SUATU Senin Juni lalu I Putu Nova, seorang reporter majalah Interaksi terbitan Bandung, mendatangi kantor Dinas Sosial Bandung. Ia hendak mewawancarai seorang pejabat di sana. Tapi Putu Nova pusing tujuh keliling. Pasalnya, si pejabat yang dikenalnya itu tak mau diwawancarai dengan alasan harus ada pengantar dari Dinas Informasi dan Komunikasi kota Bandung. “Bukan saya tak mau diwawancarai, tapi nanti takut disalahkan,” kata Putu Nova yang menirukan ucapan si pejabat.

Sorenya, suasana ruang redaksi Interaksi jadi hangat dengan perbincangan masalah tersebut. Setelah tanya sana-sini. Aep Ahmad Sendjaja, pemimpin redaksi bulanan Interaksi, mendapat jawaban: Wartawan yang melakukan reportase di lingkungan kantor-kantor Bandung harus mengikuti aturan main tertentu. Dan aturan main itu merupakan hasil kesepakatan tim perumus yang berjumlah sembilan orang. Tujuh orang dari tim itu wartawan.
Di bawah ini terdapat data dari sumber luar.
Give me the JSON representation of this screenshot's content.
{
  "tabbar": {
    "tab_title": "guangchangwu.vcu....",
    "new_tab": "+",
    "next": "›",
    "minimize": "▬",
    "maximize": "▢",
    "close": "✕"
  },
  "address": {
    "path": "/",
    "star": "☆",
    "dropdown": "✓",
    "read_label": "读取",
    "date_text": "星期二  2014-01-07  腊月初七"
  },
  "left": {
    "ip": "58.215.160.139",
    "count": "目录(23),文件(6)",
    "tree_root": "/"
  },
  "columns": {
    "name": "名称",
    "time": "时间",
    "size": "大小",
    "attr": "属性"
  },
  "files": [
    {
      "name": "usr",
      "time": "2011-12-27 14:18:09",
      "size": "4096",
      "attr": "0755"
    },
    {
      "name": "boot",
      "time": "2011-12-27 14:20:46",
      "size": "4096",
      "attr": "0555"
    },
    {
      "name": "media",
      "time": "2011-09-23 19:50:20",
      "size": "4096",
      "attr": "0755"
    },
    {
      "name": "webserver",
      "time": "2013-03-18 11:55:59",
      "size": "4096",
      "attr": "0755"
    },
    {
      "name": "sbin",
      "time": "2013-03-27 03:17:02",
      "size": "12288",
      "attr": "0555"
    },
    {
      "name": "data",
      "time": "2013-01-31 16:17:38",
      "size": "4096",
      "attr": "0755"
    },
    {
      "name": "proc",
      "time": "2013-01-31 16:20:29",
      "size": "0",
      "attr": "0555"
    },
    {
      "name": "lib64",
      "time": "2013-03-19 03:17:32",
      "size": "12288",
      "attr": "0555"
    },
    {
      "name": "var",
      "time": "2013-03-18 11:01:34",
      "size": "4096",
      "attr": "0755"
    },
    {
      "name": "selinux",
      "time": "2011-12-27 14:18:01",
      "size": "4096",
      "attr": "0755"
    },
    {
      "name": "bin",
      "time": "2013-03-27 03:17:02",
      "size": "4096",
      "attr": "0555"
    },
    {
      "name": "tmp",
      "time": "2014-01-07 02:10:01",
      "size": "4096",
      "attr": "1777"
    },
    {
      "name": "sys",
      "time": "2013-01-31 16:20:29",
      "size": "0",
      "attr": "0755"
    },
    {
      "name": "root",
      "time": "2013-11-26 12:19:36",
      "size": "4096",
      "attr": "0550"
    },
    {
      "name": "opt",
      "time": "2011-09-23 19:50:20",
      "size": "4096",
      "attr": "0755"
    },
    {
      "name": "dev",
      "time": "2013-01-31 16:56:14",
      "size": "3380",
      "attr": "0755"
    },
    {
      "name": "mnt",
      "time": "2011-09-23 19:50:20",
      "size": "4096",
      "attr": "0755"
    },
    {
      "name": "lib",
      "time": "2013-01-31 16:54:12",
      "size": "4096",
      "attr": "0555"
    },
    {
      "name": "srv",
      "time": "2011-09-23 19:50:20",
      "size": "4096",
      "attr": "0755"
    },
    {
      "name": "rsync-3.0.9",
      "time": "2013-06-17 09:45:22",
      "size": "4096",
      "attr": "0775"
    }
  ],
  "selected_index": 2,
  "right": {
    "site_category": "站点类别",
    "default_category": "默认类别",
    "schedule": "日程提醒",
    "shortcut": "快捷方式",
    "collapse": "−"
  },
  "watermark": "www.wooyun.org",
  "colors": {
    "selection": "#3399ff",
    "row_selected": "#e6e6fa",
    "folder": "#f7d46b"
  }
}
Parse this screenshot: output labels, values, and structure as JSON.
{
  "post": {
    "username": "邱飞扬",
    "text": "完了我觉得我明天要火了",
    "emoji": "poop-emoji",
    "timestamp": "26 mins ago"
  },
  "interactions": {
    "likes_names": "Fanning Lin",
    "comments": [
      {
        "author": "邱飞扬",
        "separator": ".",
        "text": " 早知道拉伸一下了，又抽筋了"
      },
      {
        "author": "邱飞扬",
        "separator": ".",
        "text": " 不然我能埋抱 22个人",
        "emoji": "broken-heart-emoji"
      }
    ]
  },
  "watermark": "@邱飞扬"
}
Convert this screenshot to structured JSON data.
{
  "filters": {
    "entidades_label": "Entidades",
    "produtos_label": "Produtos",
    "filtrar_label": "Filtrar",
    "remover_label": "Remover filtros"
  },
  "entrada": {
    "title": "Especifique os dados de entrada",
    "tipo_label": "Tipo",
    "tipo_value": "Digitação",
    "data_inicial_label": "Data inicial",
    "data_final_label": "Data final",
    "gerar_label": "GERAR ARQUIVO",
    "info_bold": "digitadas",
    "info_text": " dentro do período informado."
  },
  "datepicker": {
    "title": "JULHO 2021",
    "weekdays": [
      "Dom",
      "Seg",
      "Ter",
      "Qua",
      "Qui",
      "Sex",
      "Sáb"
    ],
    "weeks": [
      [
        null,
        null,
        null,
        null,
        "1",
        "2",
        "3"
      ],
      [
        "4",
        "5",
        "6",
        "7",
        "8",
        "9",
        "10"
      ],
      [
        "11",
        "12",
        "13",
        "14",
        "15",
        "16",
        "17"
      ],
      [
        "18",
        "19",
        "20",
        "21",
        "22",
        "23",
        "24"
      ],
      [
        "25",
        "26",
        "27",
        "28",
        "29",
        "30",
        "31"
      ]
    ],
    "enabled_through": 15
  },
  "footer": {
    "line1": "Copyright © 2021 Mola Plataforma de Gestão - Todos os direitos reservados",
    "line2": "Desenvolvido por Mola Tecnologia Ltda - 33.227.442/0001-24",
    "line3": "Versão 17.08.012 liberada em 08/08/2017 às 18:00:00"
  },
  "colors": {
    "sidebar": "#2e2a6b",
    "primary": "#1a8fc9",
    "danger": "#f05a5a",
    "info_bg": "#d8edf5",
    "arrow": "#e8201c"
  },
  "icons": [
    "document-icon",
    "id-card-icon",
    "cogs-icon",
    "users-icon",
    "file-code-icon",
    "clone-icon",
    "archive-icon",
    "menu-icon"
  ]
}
Kesembilan orang ini adalah Dudih Kamaludin, kepala Dinas Informasi dan Komunikasi pemerintah kota Bandung, yang bertindak sebagai ketua tim perumus. Sekretarisnya Dian Wardiana, dosen Jurusan Ilmu Jurnalistik Fakultas Ilmu Komunikasi Universitas Padjadjaran. Anggotanya berasal dari kalangan wartawan: M.S. Ucok Tambunan (majalah Total), Martika Edison (tabloid Indonesia-Indonesia), Azmi Thalib Chaniago (tabloid Pasopati), Asep Budianto (tabloid Progresif), Sembiring (Rakyat Merdeka), Delly (Rase 102,3 FM) dan Dedy Suhaeri (Persatuan Wartawan Indonesia cabang Bandung).

Menurut Delly, tim perumus ini ditunjuk pada suatu lokakarya tentang tata tertib peliputan di lingkungan pemerintah Bandung pada 27 Mei lalu. Nama-nama perumus ini merupakan pilihan dari para peserta. “Saya sendiri diajukan oleh teman-teman dari Jurnal Lembaga Produksi Siaran PRSSNI daerah Jawa Barat dan dari radio Antasalam FM.”

Pada akhir Mei, tim perumus itu bekerja di aula Dinas Informasi dan Komunikasi. Hasilnya disebarluaskan kepada pemimpin redaksi media di kota Bandung dengan surat resmi pada 10 Juni 2002. Ada enam hasil kerja tim perumus itu. Pertama, wartawan yang meliput di lingkungan pemerintah kota Bandung wajib melaksanakan Kode Etik Wartawan Indonesia. Kedua, wartawan itu ditunjuk oleh pemimpin redaksi atau atasan langsung, maksimal dua orang untuk tiap media, cetak atau radio. Ketiga, selama meliput akan dilengkapi dengan identitas yang dikeluarkan oleh Dinas Informasi dan Komunikasi.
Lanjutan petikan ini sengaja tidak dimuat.